Buzarovska, Eleni, M.A. (Dimitrije) 602-965-1002 Faculty Associate, Languages and Literatures/REESC Instructor, English, UKIM-Skopje, Macedonia LL-C-453 85287-0202 |
The 1996 CLI Macedonian class. Eleni Buzarovska, Instructor (front, 2nd from left) |
Eleni Buzarovska is a Lecturer in the English Department of Skopje,
Macedonia's Universitet Kiril i Metodij (UKIM). She earned her Bachelor's
degree there in English and in Russian with recognition as the
outstanding student at the UKIM Faculty of Philology. Her Master's degree
there on the linguistic history of the Macedonian language was completed
under the direction of Prof. Blaze Koneski, the modern father of the
Macedonian language. She is currently a doctoral candidate at UKIM,
working on a dissertation involving polylingual verbal semantics and
syntax with Prof. Zuzanna Topolinska. She first came to ASU in the 1992-3
year with her husband, renowned composer Dimitrije Buzarovski, who was
that year's ASU-UKIM exchange Professor at the ASU School of Music. She
taught Macedonian at ASU at that time and, subsequently, in the summer of
1993, 1995, and 1996. Her recent publications include "Active Drills for
Second-Year Russian" (with Prof. Lee Croft, ASU-Language Learning Center,
1993), and she is one of the authors of "Zboruvate li Makedonski?" ("Do
you speak Macedonian?", Medis-Informatik, Skopje, 1995), the textual
materials used in her Macedonian classes at ASU.

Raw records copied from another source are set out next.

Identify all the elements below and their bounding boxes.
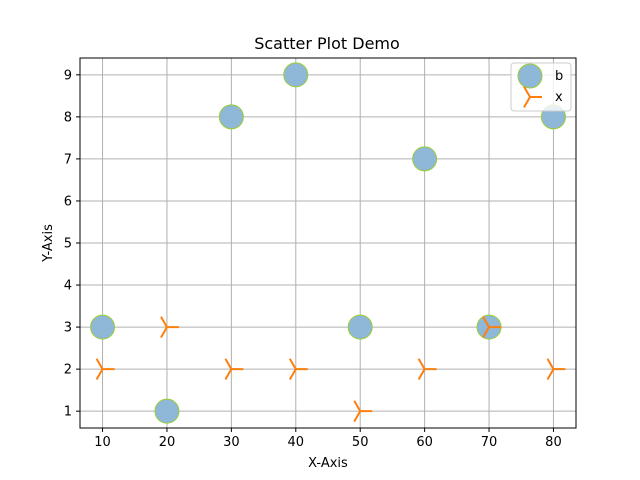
point-x <box>482 316 502 338</box>
y-tick-label: 8 <box>64 110 72 125</box>
y-tick-label: 2 <box>64 363 72 378</box>
point-x <box>288 358 308 381</box>
point-b <box>90 314 116 340</box>
y-ticks: 1 2 3 4 5 6 7 8 9 <box>64 68 80 420</box>
x-tick-label: 50 <box>352 435 369 450</box>
chart-title: Scatter Plot Demo <box>254 34 400 53</box>
y-tick-label: 1 <box>64 405 72 420</box>
x-tick-label: 20 <box>159 435 176 450</box>
point-b <box>218 104 244 130</box>
point-b <box>347 314 373 340</box>
point-b <box>154 398 180 424</box>
y-tick-label: 4 <box>64 279 72 294</box>
legend-label-b: b <box>555 69 563 84</box>
y-tick-label: 7 <box>64 152 72 167</box>
y-tick-label: 5 <box>64 237 72 252</box>
x-tick-label: 10 <box>94 435 111 450</box>
x-tick-label: 70 <box>481 435 498 450</box>
y-tick-label: 6 <box>64 194 72 209</box>
legend-marker-b <box>517 63 543 89</box>
point-b <box>283 62 309 88</box>
y-axis-label: Y-Axis <box>41 224 56 263</box>
point-x <box>417 358 437 381</box>
point-b <box>412 146 438 172</box>
plot-frame <box>79 57 577 429</box>
point-x <box>546 358 566 381</box>
data-points <box>90 62 566 424</box>
y-tick-label: 3 <box>64 321 72 336</box>
legend-marker-x-shape <box>523 86 542 108</box>
x-tick-label: 80 <box>545 435 562 450</box>
x-ticks: 10 20 30 40 50 60 70 80 <box>94 428 562 450</box>
point-x <box>160 316 179 338</box>
x-tick-label: 30 <box>223 435 240 450</box>
x-tick-label: 60 <box>416 435 433 450</box>
legend-label-x: x <box>555 90 563 105</box>
y-tick-label: 9 <box>64 68 72 83</box>
x-tick-label: 40 <box>288 435 305 450</box>
legend-marker-x <box>523 86 542 108</box>
point-x <box>95 358 115 381</box>
legend-marker-b-shape <box>517 63 543 89</box>
x-axis-label: X-Axis <box>308 456 348 471</box>
legend: b x <box>510 62 572 112</box>
point-x <box>353 400 373 423</box>
point-x <box>224 358 244 381</box>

Kefeli, Agnes, A.M. (Eugene Clay) 602-965-1982 Faculty Associate, Languages and Literatures/REESC % Dept. of Religious Studies ECA-322 85287-3104 1852 E. Flores Dr. Tempe, AZ 85282 966-9543 |
Agnes Kefeli began her education in France, where she received both the A.B. and the A.M. (Maitrise) in the Russian language from the Sorbonne and a D.E.A. (the equivalent of an M.Phil) at the Ecole des Hautes Etudes under the direction of Professor Bennigsen, the noted French turcologist. In 1989, she earned a grant to study Tatar with Professor Uli Schamiloglu at Indiana University. Furthermore, she has spent considerable research time in Russia studying the Tatar language and culture, winning for her efforts prestigious fellowship support. She is currently a doctoral student in both the Ecole des Hautes Etudes and the History Department at ASU, where she is working to advance western scholarship on the Tatar people and their language. She recently returned from an IREX-supported three-month stay in Kazan, Tatarstan, gathering materials for her pioneering efforts to teach Tatar to Americans. At the same time she is developing first-time textbooks and pedagogical aids in support of this effort.